Carving a distinct non-white Indian identity is also hampered by the trajectory followed by many Indian-Americans in the humanities, who prove their competence by promoting mainly European epistemological categories which nowadays means “theories” of culture, textual analysis, etc. that have been accepted by the Anglo-American academy as a part of the “canon of theories” in use. The Hindu equivalent of such theories would be the vast and sophisticated range of “siddhantas”. But these are simply ignored in modern/postmodern studies, trivially dismissed, or mapped/co-opted into trendy new theories owned by Western experts or their whitened Indian followers. This new kind of colonization is being celebrated as “theory power.” I call it epistemic arrogance. Harvard University’s Homi Bhabha is a role model hoisted by the American establishment for young Indian-Americans in English Departments and Postcolonial Studies to emulate. He has proven himself as having the “white gaze”. This is the liberal path to becoming white, just as Christianizing was Bobby Jindal’s biblical path to whiteness. One may think of these paths as left-wing and right-wing whiteness, respectively.

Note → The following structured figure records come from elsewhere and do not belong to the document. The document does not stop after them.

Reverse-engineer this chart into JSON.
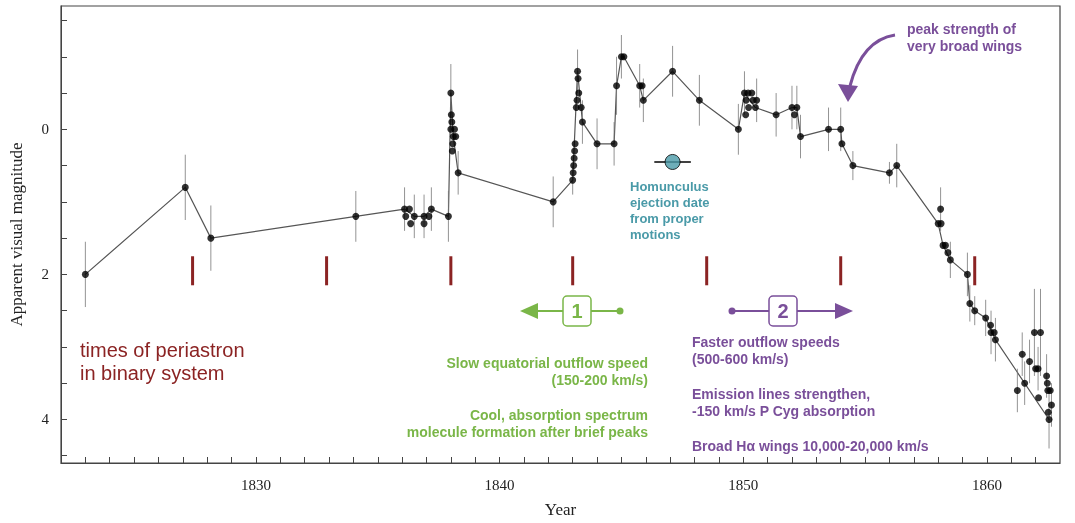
{
  "chart_data": {
    "type": "scatter",
    "xlabel": "Year",
    "ylabel": "Apparent visual magnitude",
    "xlim": [
      1822,
      1863
    ],
    "ylim": [
      4.6,
      -1.7
    ],
    "xticks": [
      {
        "value": 1823,
        "label": null
      },
      {
        "value": 1824,
        "label": null
      },
      {
        "value": 1825,
        "label": null
      },
      {
        "value": 1826,
        "label": null
      },
      {
        "value": 1827,
        "label": null
      },
      {
        "value": 1828,
        "label": null
      },
      {
        "value": 1829,
        "label": null
      },
      1830,
      {
        "value": 1831,
        "label": null
      },
      {
        "value": 1832,
        "label": null
      },
      {
        "value": 1833,
        "label": null
      },
      {
        "value": 1834,
        "label": null
      },
      {
        "value": 1835,
        "label": null
      },
      {
        "value": 1836,
        "label": null
      },
      {
        "value": 1837,
        "label": null
      },
      {
        "value": 1838,
        "label": null
      },
      {
        "value": 1839,
        "label": null
      },
      1840,
      {
        "value": 1841,
        "label": null
      },
      {
        "value": 1842,
        "label": null
      },
      {
        "value": 1843,
        "label": null
      },
      {
        "value": 1844,
        "label": null
      },
      {
        "value": 1845,
        "label": null
      },
      {
        "value": 1846,
        "label": null
      },
      {
        "value": 1847,
        "label": null
      },
      {
        "value": 1848,
        "label": null
      },
      {
        "value": 1849,
        "label": null
      },
      1850,
      {
        "value": 1851,
        "label": null
      },
      {
        "value": 1852,
        "label": null
      },
      {
        "value": 1853,
        "label": null
      },
      {
        "value": 1854,
        "label": null
      },
      {
        "value": 1855,
        "label": null
      },
      {
        "value": 1856,
        "label": null
      },
      {
        "value": 1857,
        "label": null
      },
      {
        "value": 1858,
        "label": null
      },
      {
        "value": 1859,
        "label": null
      },
      1860,
      {
        "value": 1861,
        "label": null
      },
      {
        "value": 1862,
        "label": null
      }
    ],
    "yticks": [
      {
        "value": -1.5,
        "label": null
      },
      {
        "value": -1,
        "label": null
      },
      {
        "value": -0.5,
        "label": null
      },
      0,
      {
        "value": 0.5,
        "label": null
      },
      {
        "value": 1,
        "label": null
      },
      {
        "value": 1.5,
        "label": null
      },
      2,
      {
        "value": 2.5,
        "label": null
      },
      {
        "value": 3,
        "label": null
      },
      {
        "value": 3.5,
        "label": null
      },
      4,
      {
        "value": 4.5,
        "label": null
      }
    ],
    "grid": false,
    "series": [
      {
        "type": "line",
        "color": "#555555",
        "marker": "none",
        "x": [
          1823,
          1827.1,
          1828.15,
          1834.1,
          1836.1,
          1836.5,
          1836.9,
          1837.2,
          1837.9,
          1838.0,
          1838.1,
          1838.3,
          1842.2,
          1843.0,
          1843.2,
          1843.4,
          1844.0,
          1844.7,
          1844.8,
          1845.0,
          1845.1,
          1845.75,
          1845.9,
          1847.1,
          1848.2,
          1849.8,
          1850.05,
          1850.5,
          1851.35,
          1852.0,
          1852.2,
          1852.35,
          1853.5,
          1854.0,
          1854.05,
          1854.5,
          1856.0,
          1856.3,
          1858.0,
          1858.2,
          1858.5,
          1859.2,
          1859.3,
          1859.5,
          1859.95,
          1860.35,
          1862.55
        ],
        "values": [
          2.0,
          0.8,
          1.5,
          1.2,
          1.1,
          1.2,
          1.2,
          1.1,
          1.2,
          -0.5,
          0.1,
          0.6,
          1.0,
          0.7,
          -0.8,
          -0.1,
          0.2,
          0.2,
          -0.6,
          -1.0,
          -1.0,
          -0.6,
          -0.4,
          -0.8,
          -0.4,
          0.0,
          -0.5,
          -0.3,
          -0.2,
          -0.3,
          -0.3,
          0.1,
          0.0,
          0.0,
          0.2,
          0.5,
          0.6,
          0.5,
          1.3,
          1.6,
          1.8,
          2.0,
          2.4,
          2.5,
          2.6,
          2.9,
          4.0
        ]
      },
      {
        "color": "#000000",
        "marker": "circle",
        "x": [
          1823,
          1827.1,
          1828.15,
          1834.1,
          1836.1,
          1836.15,
          1836.3,
          1836.35,
          1836.5,
          1836.9,
          1836.9,
          1837.1,
          1837.2,
          1837.9,
          1838.0,
          1838.0,
          1838.02,
          1838.04,
          1838.06,
          1838.08,
          1838.1,
          1838.15,
          1838.2,
          1838.3,
          1842.2,
          1843.0,
          1843.02,
          1843.04,
          1843.06,
          1843.08,
          1843.1,
          1843.15,
          1843.18,
          1843.2,
          1843.22,
          1843.25,
          1843.35,
          1843.4,
          1844.0,
          1844.7,
          1844.8,
          1845.0,
          1845.1,
          1845.75,
          1845.85,
          1845.9,
          1847.1,
          1848.2,
          1849.8,
          1850.05,
          1850.1,
          1850.12,
          1850.2,
          1850.22,
          1850.35,
          1850.4,
          1850.5,
          1850.55,
          1851.35,
          1852.0,
          1852.1,
          1852.2,
          1852.35,
          1853.5,
          1854.0,
          1854.05,
          1854.5,
          1856.0,
          1856.3,
          1858.0,
          1858.1,
          1858.12,
          1858.2,
          1858.3,
          1858.4,
          1858.5,
          1859.2,
          1859.3,
          1859.5,
          1859.95,
          1860.15,
          1860.17,
          1860.3,
          1860.35,
          1861.25,
          1861.45,
          1861.55,
          1861.75,
          1861.95,
          1862.0,
          1862.1,
          1862.12,
          1862.2,
          1862.45,
          1862.48,
          1862.5,
          1862.52,
          1862.55,
          1862.6,
          1862.65
        ],
        "values": [
          2.0,
          0.8,
          1.5,
          1.2,
          1.1,
          1.2,
          1.1,
          1.3,
          1.2,
          1.2,
          1.3,
          1.2,
          1.1,
          1.2,
          0.0,
          -0.5,
          -0.2,
          -0.1,
          0.3,
          0.2,
          0.1,
          0.0,
          0.1,
          0.6,
          1.0,
          0.7,
          0.6,
          0.5,
          0.4,
          0.3,
          0.2,
          -0.3,
          -0.4,
          -0.8,
          -0.7,
          -0.5,
          -0.3,
          -0.1,
          0.2,
          0.2,
          -0.6,
          -1.0,
          -1.0,
          -0.6,
          -0.6,
          -0.4,
          -0.8,
          -0.4,
          0.0,
          -0.5,
          -0.2,
          -0.4,
          -0.5,
          -0.3,
          -0.5,
          -0.4,
          -0.3,
          -0.4,
          -0.2,
          -0.3,
          -0.2,
          -0.3,
          0.1,
          0.0,
          0.0,
          0.2,
          0.5,
          0.6,
          0.5,
          1.3,
          1.1,
          1.3,
          1.6,
          1.6,
          1.7,
          1.8,
          2.0,
          2.4,
          2.5,
          2.6,
          2.7,
          2.8,
          2.8,
          2.9,
          3.6,
          3.1,
          3.5,
          3.2,
          2.8,
          3.3,
          3.3,
          3.7,
          2.8,
          3.4,
          3.5,
          3.6,
          3.9,
          4.0,
          3.6,
          3.8
        ],
        "errors": [
          0.45,
          0.45,
          0.45,
          0.35,
          0.3,
          null,
          null,
          null,
          0.3,
          0.3,
          null,
          null,
          0.3,
          0.35,
          null,
          0.4,
          null,
          null,
          null,
          null,
          null,
          null,
          null,
          0.3,
          0.35,
          0.2,
          null,
          null,
          null,
          null,
          null,
          null,
          null,
          0.3,
          null,
          null,
          null,
          0.3,
          0.35,
          0.3,
          0.4,
          0.3,
          null,
          0.3,
          null,
          0.3,
          0.35,
          0.35,
          0.35,
          0.3,
          null,
          null,
          null,
          null,
          null,
          null,
          null,
          0.3,
          0.3,
          0.3,
          null,
          0.3,
          0.3,
          0.3,
          0.3,
          null,
          0.2,
          0.15,
          0.3,
          null,
          0.3,
          null,
          null,
          null,
          null,
          0.25,
          0.3,
          0.25,
          0.2,
          0.25,
          null,
          0.3,
          null,
          0.3,
          0.3,
          0.3,
          0.3,
          0.3,
          0.6,
          null,
          0.3,
          null,
          0.6,
          0.3,
          null,
          null,
          null,
          0.4,
          null,
          0.3
        ]
      },
      {
        "color": "#4a9aa8",
        "marker": "circle",
        "x": [
          1847.1
        ],
        "values": [
          0.45
        ],
        "xerrors": [
          0.75
        ]
      },
      {
        "type": "bar",
        "color": "#8b2323",
        "x": [
          1827.4,
          1832.9,
          1838.0,
          1843.0,
          1848.5,
          1854.0,
          1859.5
        ],
        "values": [
          0.4,
          0.4,
          0.4,
          0.4,
          0.4,
          0.4,
          0.4
        ],
        "base": [
          1.75,
          1.75,
          1.75,
          1.75,
          1.75,
          1.75,
          1.75
        ]
      }
    ],
    "annotations": [
      "times of periastron\nin binary system",
      "Slow equatorial outflow speed\n(150-200 km/s)",
      "Cool, absorption spectrum\nmolecule formation after brief peaks",
      "Faster outflow speeds\n(500-600 km/s)",
      "Emission lines strengthen,\n-150 km/s P Cyg absorption",
      "Broad Hα wings 10,000-20,000 km/s",
      "Homunculus\nejection date\nfrom proper\nmotions",
      "peak strength of\nvery broad wings",
      "1",
      "2"
    ]
  }
}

At the height of the Jim Crow era, African-Americans saw in their midst the phenomenon of “passing”, where lighter-skinned blacks would assume a semi-white racial identity in order to avoid the restrictions and prejudices of a segregated South. “Passing” was viewed as offensive, an attempt by some blacks to take the shortcut to racial parity rather than pitch in and do the hard work of achieving equality for the entire community , including those unable and unwilling to “pass.” In 2013, Bobby Jindal didn’t need to scrub off his color. Converting his religion, accent, ideologies, and loyalties has sufficed. His brown skin merely positions him to take advantage of America’s changing demographics. Jindal shows that in America, Hindu-Americans continue to feel the pressure to pass.